От страха мне кажется, что у меня в жилах не кровь, а холодная газированная вода. Вся в пузырьках. Без сиропа, конечно. Ледяная.

Меня трясёт. Я хочу что-то сказать, запротестовать, кричать. Но не могу. Страх сделал меня немым и бессильным.

Мы проходим мимо зеркал по мягким, пушистым коврам. Я вижу огромные вазы и кувшины вроде тех, что были в историческом музее, когда мы ходили на экскурсию всем классом. И ещё у стены стоят кованые сундуки.

Капитан кладёт мне руку на плечо. Рука тяжёлая, будто она из камня или из чугуна.

— Стой!

Он подходит к одному из сундуков, поворачивает ключ и поднимает крышку. При этом раздаётся музыка. Одна музыкальная строка. Как по радио позывные какой-то далёкой радиостанции.

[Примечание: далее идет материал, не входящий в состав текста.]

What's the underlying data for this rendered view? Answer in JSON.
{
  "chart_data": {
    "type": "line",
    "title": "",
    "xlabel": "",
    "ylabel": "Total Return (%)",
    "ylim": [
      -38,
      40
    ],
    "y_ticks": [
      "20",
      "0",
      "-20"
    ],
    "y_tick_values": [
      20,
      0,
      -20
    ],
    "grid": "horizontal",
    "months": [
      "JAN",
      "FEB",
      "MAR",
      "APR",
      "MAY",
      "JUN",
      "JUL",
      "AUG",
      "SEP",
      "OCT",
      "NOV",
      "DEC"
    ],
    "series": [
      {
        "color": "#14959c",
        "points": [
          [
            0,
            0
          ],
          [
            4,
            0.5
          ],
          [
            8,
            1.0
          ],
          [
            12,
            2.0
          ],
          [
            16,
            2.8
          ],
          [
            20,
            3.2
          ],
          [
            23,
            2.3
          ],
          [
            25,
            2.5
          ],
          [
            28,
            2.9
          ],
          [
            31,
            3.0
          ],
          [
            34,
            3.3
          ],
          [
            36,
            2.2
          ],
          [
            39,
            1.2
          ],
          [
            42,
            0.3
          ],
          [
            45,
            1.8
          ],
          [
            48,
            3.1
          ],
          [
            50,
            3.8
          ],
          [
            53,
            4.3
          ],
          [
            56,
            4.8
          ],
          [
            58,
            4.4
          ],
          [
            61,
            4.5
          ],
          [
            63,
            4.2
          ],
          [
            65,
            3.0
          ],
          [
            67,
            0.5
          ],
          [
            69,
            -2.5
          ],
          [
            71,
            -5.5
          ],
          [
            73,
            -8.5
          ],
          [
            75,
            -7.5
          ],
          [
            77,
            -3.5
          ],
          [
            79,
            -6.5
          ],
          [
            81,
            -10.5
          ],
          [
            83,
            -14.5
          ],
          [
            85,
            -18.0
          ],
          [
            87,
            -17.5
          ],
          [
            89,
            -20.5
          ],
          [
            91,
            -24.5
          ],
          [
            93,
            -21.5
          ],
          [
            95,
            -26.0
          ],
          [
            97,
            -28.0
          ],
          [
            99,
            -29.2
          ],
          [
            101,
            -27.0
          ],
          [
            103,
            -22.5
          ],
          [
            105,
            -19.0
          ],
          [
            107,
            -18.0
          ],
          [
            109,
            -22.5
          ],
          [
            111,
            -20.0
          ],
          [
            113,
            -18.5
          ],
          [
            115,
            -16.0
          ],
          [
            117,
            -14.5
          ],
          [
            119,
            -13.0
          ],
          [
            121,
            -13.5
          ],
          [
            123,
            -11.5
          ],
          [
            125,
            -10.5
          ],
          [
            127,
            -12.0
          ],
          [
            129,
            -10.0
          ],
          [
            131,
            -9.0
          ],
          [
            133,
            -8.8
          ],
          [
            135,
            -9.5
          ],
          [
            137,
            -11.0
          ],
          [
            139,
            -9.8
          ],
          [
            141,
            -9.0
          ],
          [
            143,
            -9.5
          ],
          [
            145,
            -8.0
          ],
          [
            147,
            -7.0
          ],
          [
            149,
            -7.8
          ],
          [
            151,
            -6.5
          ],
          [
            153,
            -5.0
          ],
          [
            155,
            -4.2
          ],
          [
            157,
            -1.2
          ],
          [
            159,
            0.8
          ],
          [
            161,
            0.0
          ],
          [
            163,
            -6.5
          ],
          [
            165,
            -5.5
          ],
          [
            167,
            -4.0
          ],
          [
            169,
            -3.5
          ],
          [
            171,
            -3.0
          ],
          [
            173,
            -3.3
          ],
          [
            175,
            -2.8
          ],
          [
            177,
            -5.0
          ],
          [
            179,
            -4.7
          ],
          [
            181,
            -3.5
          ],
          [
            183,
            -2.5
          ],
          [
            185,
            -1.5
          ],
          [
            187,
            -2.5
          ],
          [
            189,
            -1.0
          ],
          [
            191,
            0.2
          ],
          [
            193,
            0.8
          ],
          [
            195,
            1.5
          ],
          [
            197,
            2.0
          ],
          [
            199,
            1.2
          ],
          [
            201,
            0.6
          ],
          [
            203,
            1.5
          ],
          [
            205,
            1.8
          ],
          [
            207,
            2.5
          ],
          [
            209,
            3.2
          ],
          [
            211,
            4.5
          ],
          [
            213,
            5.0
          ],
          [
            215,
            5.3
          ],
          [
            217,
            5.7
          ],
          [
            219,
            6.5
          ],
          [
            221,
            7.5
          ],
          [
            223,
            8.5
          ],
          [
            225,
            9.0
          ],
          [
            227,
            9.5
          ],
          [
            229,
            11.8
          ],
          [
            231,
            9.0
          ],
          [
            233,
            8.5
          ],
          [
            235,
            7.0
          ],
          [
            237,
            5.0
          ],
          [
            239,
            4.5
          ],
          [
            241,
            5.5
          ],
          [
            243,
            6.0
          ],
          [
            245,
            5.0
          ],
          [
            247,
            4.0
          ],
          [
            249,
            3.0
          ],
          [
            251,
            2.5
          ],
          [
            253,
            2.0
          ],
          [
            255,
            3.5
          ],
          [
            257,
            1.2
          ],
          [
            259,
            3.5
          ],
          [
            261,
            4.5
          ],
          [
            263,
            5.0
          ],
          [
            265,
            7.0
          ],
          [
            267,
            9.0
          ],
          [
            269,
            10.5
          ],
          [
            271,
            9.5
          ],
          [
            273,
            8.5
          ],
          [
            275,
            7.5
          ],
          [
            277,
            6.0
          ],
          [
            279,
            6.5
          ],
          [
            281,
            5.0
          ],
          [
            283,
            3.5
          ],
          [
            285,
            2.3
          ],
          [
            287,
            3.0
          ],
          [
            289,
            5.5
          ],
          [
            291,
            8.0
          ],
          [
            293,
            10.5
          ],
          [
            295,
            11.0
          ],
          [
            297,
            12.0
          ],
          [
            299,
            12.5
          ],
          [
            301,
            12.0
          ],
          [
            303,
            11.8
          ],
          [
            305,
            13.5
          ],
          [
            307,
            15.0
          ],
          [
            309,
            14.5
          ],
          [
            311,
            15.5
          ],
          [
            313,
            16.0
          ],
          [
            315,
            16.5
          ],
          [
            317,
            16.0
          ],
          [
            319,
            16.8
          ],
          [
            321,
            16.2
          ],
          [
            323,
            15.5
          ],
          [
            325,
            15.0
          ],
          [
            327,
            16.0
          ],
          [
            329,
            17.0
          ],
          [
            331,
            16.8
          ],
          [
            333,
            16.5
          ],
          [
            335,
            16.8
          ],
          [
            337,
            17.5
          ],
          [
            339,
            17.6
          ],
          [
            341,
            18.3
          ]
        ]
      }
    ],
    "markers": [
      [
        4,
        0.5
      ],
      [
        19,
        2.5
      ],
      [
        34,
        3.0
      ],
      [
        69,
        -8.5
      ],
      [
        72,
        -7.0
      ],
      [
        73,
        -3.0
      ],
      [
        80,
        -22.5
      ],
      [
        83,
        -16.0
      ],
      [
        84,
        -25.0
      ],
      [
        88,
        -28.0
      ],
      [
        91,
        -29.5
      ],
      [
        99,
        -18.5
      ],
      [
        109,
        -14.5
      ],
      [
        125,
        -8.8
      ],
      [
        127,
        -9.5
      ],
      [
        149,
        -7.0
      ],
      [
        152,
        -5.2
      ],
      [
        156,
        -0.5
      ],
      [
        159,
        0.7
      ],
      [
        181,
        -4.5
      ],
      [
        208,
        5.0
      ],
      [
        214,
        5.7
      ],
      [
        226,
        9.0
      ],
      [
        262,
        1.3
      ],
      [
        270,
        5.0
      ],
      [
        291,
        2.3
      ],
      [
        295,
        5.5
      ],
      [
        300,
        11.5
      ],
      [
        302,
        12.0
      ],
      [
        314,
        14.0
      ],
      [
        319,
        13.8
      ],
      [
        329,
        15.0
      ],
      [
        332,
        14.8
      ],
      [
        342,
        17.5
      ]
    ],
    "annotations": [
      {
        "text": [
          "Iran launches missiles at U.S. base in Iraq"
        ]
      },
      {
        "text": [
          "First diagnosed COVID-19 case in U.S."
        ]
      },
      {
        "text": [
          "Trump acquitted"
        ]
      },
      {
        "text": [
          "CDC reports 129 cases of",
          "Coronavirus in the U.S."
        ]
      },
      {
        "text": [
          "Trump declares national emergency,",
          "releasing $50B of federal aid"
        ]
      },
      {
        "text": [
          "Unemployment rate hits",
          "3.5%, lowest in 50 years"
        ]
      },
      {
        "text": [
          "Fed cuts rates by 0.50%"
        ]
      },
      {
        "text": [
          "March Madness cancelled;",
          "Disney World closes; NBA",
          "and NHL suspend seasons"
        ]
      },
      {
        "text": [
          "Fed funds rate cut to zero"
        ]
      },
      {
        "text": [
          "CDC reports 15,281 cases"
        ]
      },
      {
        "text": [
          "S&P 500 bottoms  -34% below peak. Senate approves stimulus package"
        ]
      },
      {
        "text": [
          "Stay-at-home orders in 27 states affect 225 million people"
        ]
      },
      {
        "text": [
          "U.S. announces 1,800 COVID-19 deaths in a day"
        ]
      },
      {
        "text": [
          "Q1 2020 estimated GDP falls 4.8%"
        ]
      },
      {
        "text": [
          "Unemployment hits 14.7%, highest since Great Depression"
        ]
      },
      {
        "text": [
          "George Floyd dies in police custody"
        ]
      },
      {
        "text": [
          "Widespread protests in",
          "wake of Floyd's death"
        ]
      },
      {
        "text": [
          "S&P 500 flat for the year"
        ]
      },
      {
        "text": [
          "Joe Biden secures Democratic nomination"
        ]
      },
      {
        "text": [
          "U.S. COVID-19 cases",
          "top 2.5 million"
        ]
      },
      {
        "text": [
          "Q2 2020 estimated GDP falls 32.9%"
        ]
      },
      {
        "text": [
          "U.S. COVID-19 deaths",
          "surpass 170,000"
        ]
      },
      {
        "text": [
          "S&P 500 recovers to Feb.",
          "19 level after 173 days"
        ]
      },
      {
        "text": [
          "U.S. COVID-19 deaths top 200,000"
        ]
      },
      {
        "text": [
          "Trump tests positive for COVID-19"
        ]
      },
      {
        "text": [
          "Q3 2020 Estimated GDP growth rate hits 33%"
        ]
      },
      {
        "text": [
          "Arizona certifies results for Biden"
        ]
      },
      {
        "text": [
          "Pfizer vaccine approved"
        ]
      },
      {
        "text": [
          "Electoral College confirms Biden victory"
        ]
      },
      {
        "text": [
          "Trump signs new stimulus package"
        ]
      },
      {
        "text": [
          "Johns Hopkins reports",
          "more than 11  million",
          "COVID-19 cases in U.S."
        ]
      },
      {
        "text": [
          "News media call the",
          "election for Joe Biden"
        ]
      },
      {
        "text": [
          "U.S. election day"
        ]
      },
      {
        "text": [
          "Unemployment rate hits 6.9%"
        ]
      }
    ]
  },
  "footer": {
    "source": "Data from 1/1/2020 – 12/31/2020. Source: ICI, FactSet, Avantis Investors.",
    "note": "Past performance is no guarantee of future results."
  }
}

— Смотри! — приказывает мне капитан.

Я заглядываю в сундук. Он доверху набит белыми бумажными кирпичиками. О, я чудесно знаю, что это такое. Такие кирпичи, а проще сказать, оклеенные пачки денег получил в своё время на Обувке Емельян Петрович. Но здесь, в сундуке, не только деньги. Я вижу огромные ожерелья из жемчужин. Нитки жемчуга в мотках, совсем как корабельные канаты. В этих кругах блестят драгоценные камни. Они искрятся и отсвечивают, как электрические лампочки. Огромный сундук, и чего только там нет: золотые портсигары, брошки, кольца, браслеты и огромные сверкающие алмазы!

Я зажмуриваюсь:

— Что это?

— Пошли! — приказывает капитан.

Я попадаю в огромную каюту, где на полках золотые чернильные приборы со слонами, оленями и рысаками. Здесь как в комиссионном магазине: пишущие машинки, фотоаппараты, охотничьи ружья, картины — всего не перечислишь.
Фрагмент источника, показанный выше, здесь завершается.